Donna Sue Robson specialises in the communication- and healing-arts. Jamie Natural Health and Healing is her energy-healing consultancy. Her modalities, workshops and boutique natural products can be viewed and purchased from www.jamienatural.com.
Published October 16th 2016
Balinese Cremation Ceremonies-Honoring the Sacred
I was first invited to a cremation service that traveled through the streets of Ubud, Central Bali, almost 20 years ago. At the time I was reticent to attend, fearing that I was intruding on a very scared and personal time. What I thought was 'respect' was in fact my own cultural bias about what funerals, cremations and even community mean, for in the West the idea of what is 'sacred' aligns with 'privacy' and funerals are associated with grief.
Attending a public Balinese cremation is a not-to-be-missed and life-affirming experience.
Ubud villagers insisted that I was to be a part of the cremation celebration (for indeed, that is what it is) a celebration of life, and life is being a part of a community. It is actually respectful to attend and to bear witness to a person's life and the contribution that they have made to village life. Large parades announce high social status and the important contribution of the person whose life is being celebrated.
The parade and festival is an all-sensory extravaganza. All-male groups are striking in traditional dress and converge to play gamelan melody and counter melody at both carefully regulated intervals or oftentimes, as improvised cacophonies. The parade leaves no road untouched. All villagers know of the event and all join in to pay homage. Behind the musicians is an enormous black bull, which eventually encases the coffin, and as it is set on fire, the body is released into a metal vessel from which it is later committed to the Earth, as ashes. Holy men and structural attendants ride with the bull, as well as family and anointed personal attendants. Throughout the ceremony, women dressed in pure white, as well as bright ceremonial colors, make offerings and keep incense alight.
The sacred bull helps to transport the body to the next life. It offers honor and protection.
The Balinese cremation ceremony made an even bigger impact on me in 2016. Again, Ubud was the sacred ground, and a member of the Royal family had died suddenly. I had just arrived at Tebesaya Cottage in Central Ubud, to be met with an immediate invitation from Komang and her family to watch the cremation. The ceremony had already paraded through the streets of Ubud, and now over 2,000 people had gathered in the civic square to watch the final moments. One woman to whom I was talking, had walked for 10 hours to arrive at the final cremation site. It seems that all Balinese are born with this strong civic bloodline.

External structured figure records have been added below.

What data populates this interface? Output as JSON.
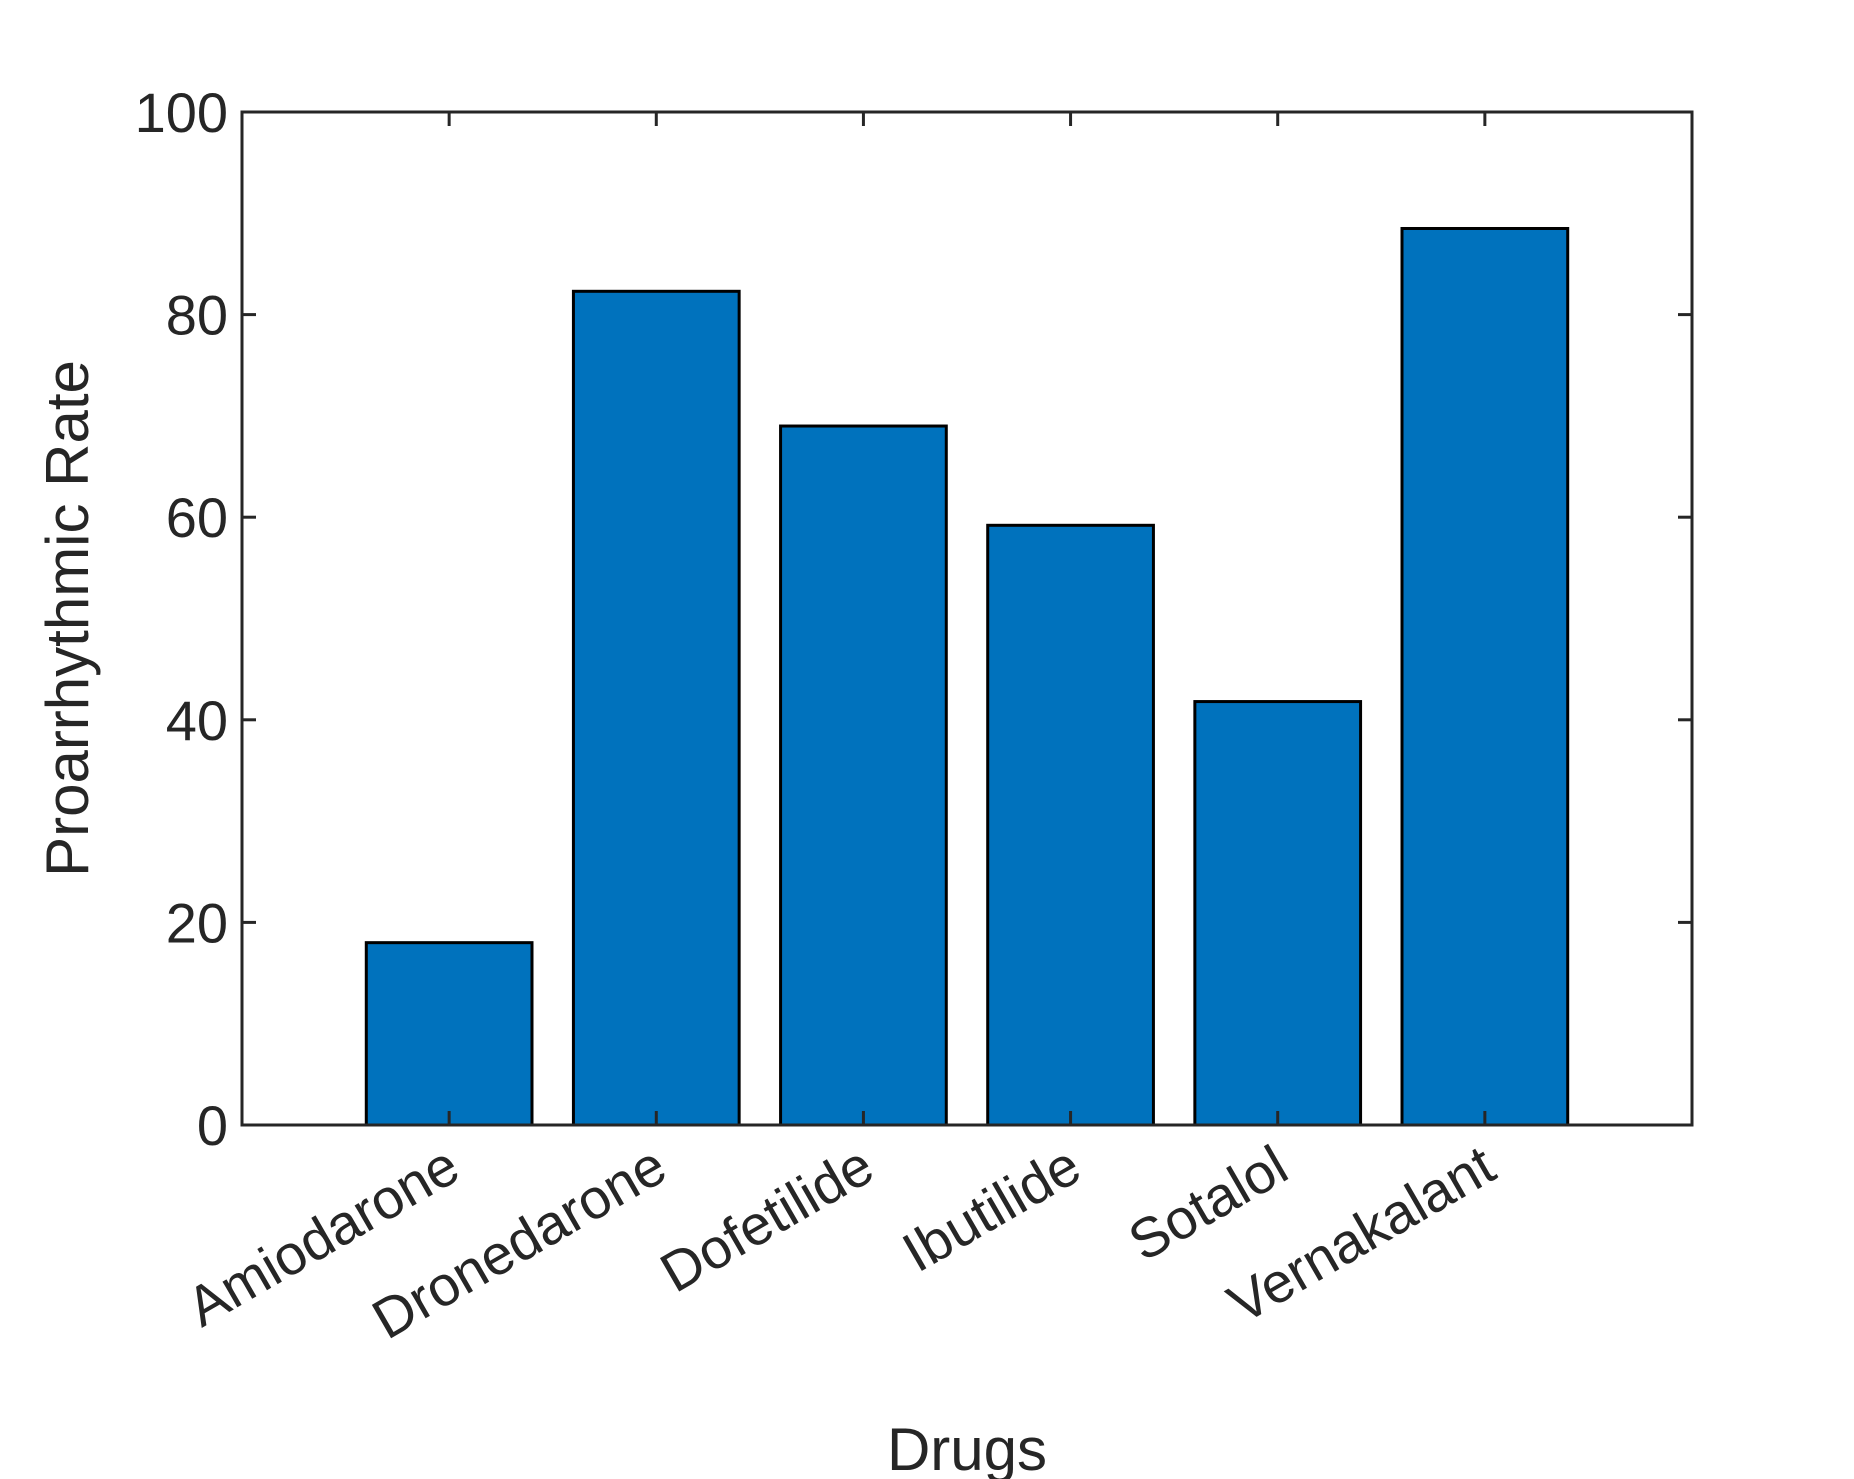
{
  "chart_data": {
    "type": "bar",
    "categories": [
      "Amiodarone",
      "Dronedarone",
      "Dofetilide",
      "Ibutilide",
      "Sotalol",
      "Vernakalant"
    ],
    "values": [
      18,
      82.3,
      69,
      59.2,
      41.8,
      88.5
    ],
    "xlabel": "Drugs",
    "ylabel": "Proarrhythmic Rate",
    "ylim": [
      0,
      100
    ],
    "yticks": [
      0,
      20,
      40,
      60,
      80,
      100
    ],
    "grid": false,
    "legend": "none",
    "bar_color": "#0072BD",
    "axis_color": "#262626"
  }
}
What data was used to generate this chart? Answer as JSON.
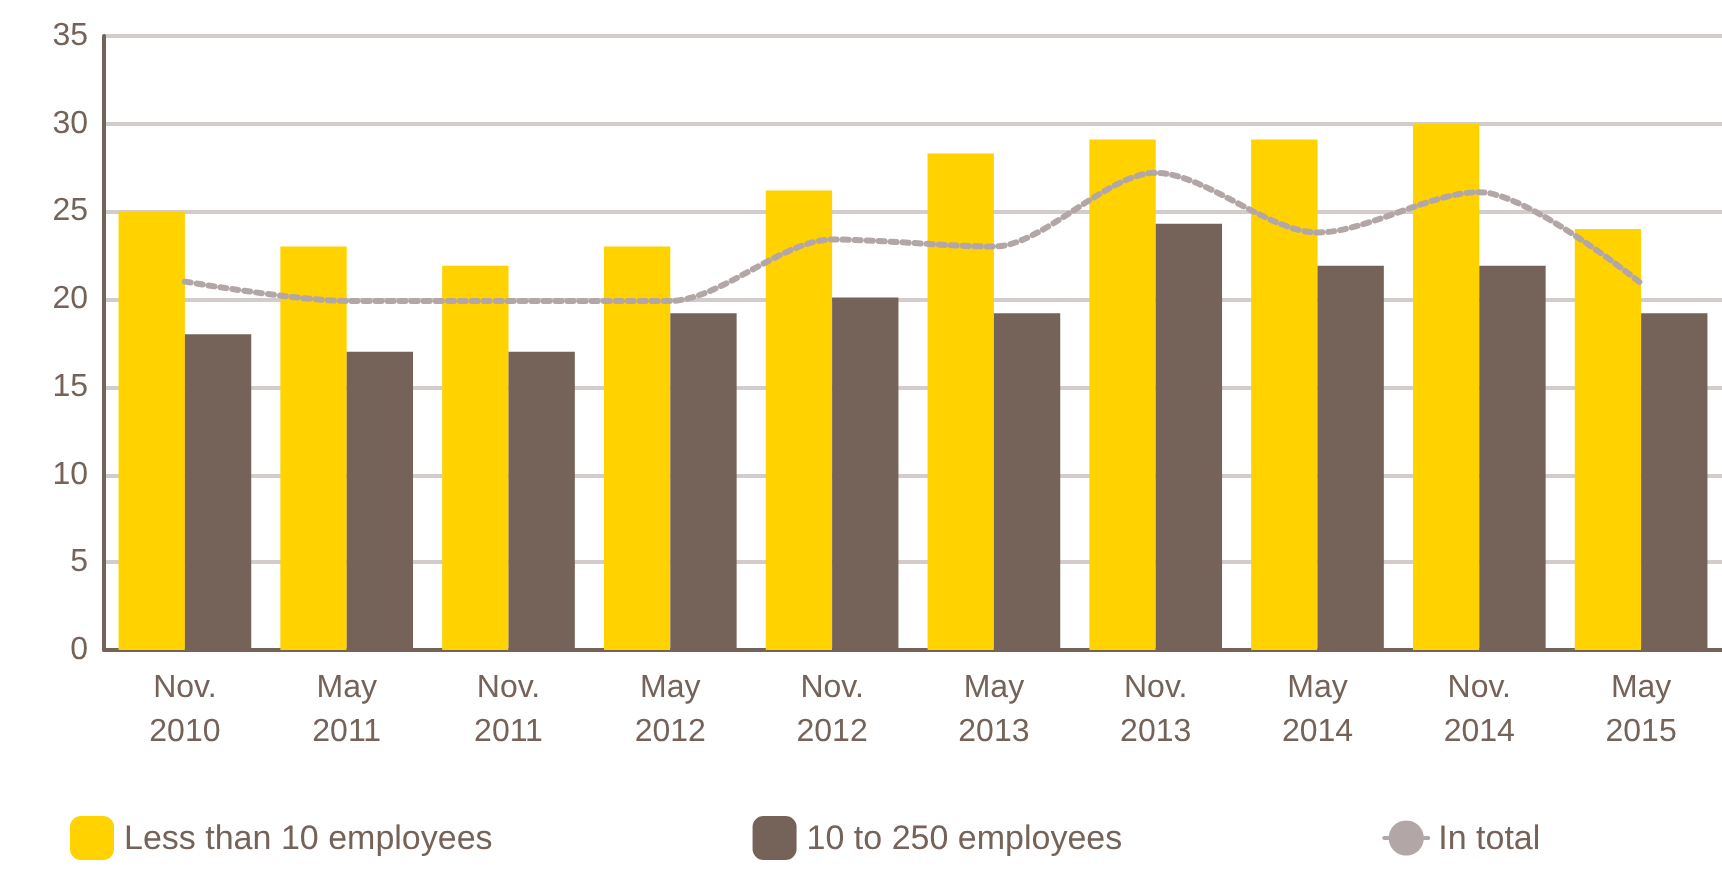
{
  "chart_data": {
    "type": "bar",
    "categories": [
      "Nov.\n2010",
      "May\n2011",
      "Nov.\n2011",
      "May\n2012",
      "Nov.\n2012",
      "May\n2013",
      "Nov.\n2013",
      "May\n2014",
      "Nov.\n2014",
      "May\n2015"
    ],
    "series": [
      {
        "name": "Less than 10 employees",
        "color": "#ffd200",
        "values": [
          25,
          23,
          21.9,
          23,
          26.2,
          28.3,
          29.1,
          29.1,
          30,
          24
        ]
      },
      {
        "name": "10 to 250 employees",
        "color": "#75635a",
        "values": [
          18,
          17,
          17,
          19.2,
          20.1,
          19.2,
          24.3,
          21.9,
          21.9,
          19.2
        ]
      },
      {
        "name": "In total",
        "type": "line",
        "color": "#b3a6a6",
        "line_style": "dotted",
        "values": [
          21,
          19.9,
          19.9,
          19.9,
          23.4,
          23,
          27.2,
          23.8,
          26.1,
          20.9
        ]
      }
    ],
    "ylim": [
      0,
      35
    ],
    "yticks": [
      0,
      5,
      10,
      15,
      20,
      25,
      30,
      35
    ],
    "grid": "y",
    "legend": "bottom",
    "marker": "none"
  }
}
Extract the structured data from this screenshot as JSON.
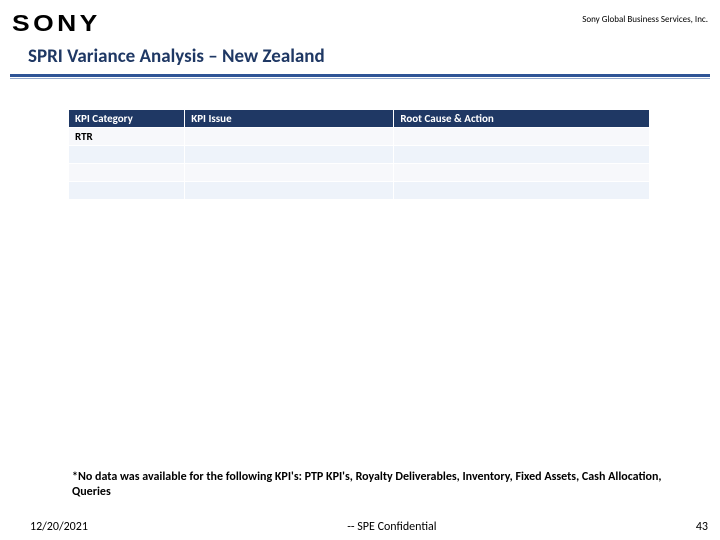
{
  "header": {
    "logo_text": "SONY",
    "company": "Sony Global Business Services, Inc."
  },
  "title": "SPRI Variance Analysis – New Zealand",
  "table": {
    "columns": [
      "KPI Category",
      "KPI Issue",
      "Root Cause & Action"
    ],
    "rows": [
      [
        "RTR",
        "",
        ""
      ],
      [
        "",
        "",
        ""
      ],
      [
        "",
        "",
        ""
      ],
      [
        "",
        "",
        ""
      ]
    ],
    "header_bg": "#1f3864",
    "header_fg": "#ffffff",
    "row_odd_bg": "#eef3fa",
    "row_even_bg": "#f7f8fb"
  },
  "footnote": "*No data was available for the following KPI's:  PTP KPI's, Royalty Deliverables, Inventory, Fixed Assets, Cash Allocation, Queries",
  "footer": {
    "date": "12/20/2021",
    "confidential": "-- SPE Confidential",
    "page": "43"
  },
  "colors": {
    "title_color": "#1f3864",
    "rule_color": "#2f5496"
  }
}
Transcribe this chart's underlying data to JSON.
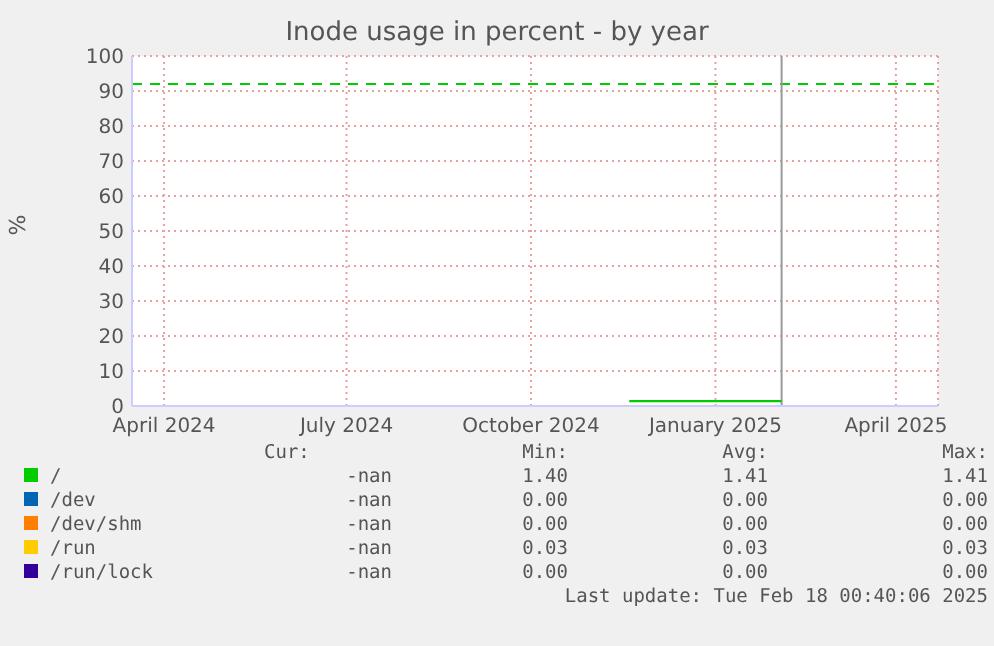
{
  "chart_data": {
    "type": "line",
    "title": "Inode usage in percent - by year",
    "ylabel": "%",
    "x": [
      "2024-12-04",
      "2025-02-18"
    ],
    "series": [
      {
        "name": "/",
        "color": "#00cc00",
        "values": [
          1.4,
          1.4
        ]
      },
      {
        "name": "/dev",
        "color": "#0066b3",
        "values": [
          null,
          null
        ]
      },
      {
        "name": "/dev/shm",
        "color": "#ff8000",
        "values": [
          null,
          null
        ]
      },
      {
        "name": "/run",
        "color": "#ffcc00",
        "values": [
          null,
          null
        ]
      },
      {
        "name": "/run/lock",
        "color": "#330099",
        "values": [
          null,
          null
        ]
      }
    ],
    "xlim": [
      "2024-03-31",
      "2025-05-07"
    ],
    "xticks": [
      {
        "value": "2024-04-16",
        "label": "April 2024"
      },
      {
        "value": "2024-07-16",
        "label": "July 2024"
      },
      {
        "value": "2024-10-16",
        "label": "October 2024"
      },
      {
        "value": "2025-01-16",
        "label": "January 2025"
      },
      {
        "value": "2025-04-16",
        "label": "April 2025"
      }
    ],
    "ylim": [
      0,
      100
    ],
    "yticks": [
      0,
      10,
      20,
      30,
      40,
      50,
      60,
      70,
      80,
      90,
      100
    ],
    "ref_lines": [
      {
        "axis": "y",
        "value": 92,
        "color": "#00cc00",
        "line_style": "dashed"
      },
      {
        "axis": "x",
        "value": "2025-02-18",
        "color": "#999999",
        "line_style": "solid"
      }
    ],
    "grid": true,
    "legend": "bottom",
    "marker": "none",
    "line_style": "solid",
    "annotations": [
      "Cur:",
      "Min:",
      "Avg:",
      "Max:",
      "-nan",
      "1.40",
      "1.41",
      "1.41",
      "-nan",
      "0.00",
      "0.00",
      "0.00",
      "-nan",
      "0.00",
      "0.00",
      "0.00",
      "-nan",
      "0.03",
      "0.03",
      "0.03",
      "-nan",
      "0.00",
      "0.00",
      "0.00",
      "Last update: Tue Feb 18 00:40:06 2025"
    ]
  }
}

Again, an enormous jet-black and heavily adorned bull strode the funeral scaffolding, for the male bull protects the chief as he passes over to the next life. Even the process of getting the coffin, into the bull's back was an operation and a half and cause for reflection: the time involved, the construction, artistry, expense, and sacred design detail for which Balinese Hindus are famous, pronounces the esteemed position of the deceased. As I stood in random solidarity with this community at another poignant moment in their history, it raised personal issues about my own life, and indeed, of life itself.
All cremation preparations are meticulous and inclusive. The people of Ubud donned traditional dress and finery, and united as a community to honor the life and family of a respected leader
The visual enormity of this ritual and celebration is a triumphant record of endings and beginnings, as well as an announcement of the interdependence of humanity. In stark contrast to the private nature and personal grief of Christian or Western funerals, the Balinese cremation ceremony is a spiritual affirmation of our inter-connectedness, and is a testament of our common milestones in life. Endings impact on our life, and help us to change course, or even our perspective. To attend and even be a small part of such an affirmation service crosses cultural boundaries and unites communities through an appreciation of our shared histories, lives and legacies.
Attending a ceremony helps you to reflect on your own endings and beginnings in life. The release, forgiveness and momentum to start again, is infectious.
If there is a cremation celebration in Ubud and you are allowed to participate, then you will be invited. Accept graciously. If in doubt, ask and always abide by dress and behavior etiquette.
Who can go? Everyone- if you are invited, be part of it and witness a very life-affirming spiritual ritual. Both men and women need to cover knees with a sarong and even if you are wearing pants, drape a sarong around your shoulders as it is a mark of respect and humility.
Hindu, Balinese or uniquely Ubud?
Even though the cremation ceremony follows Hindu tradition, this is also a uniquely Balinese ritual. In fact, I have only ever seen two cremation services of this magnitude and both were in Ubud, Bali.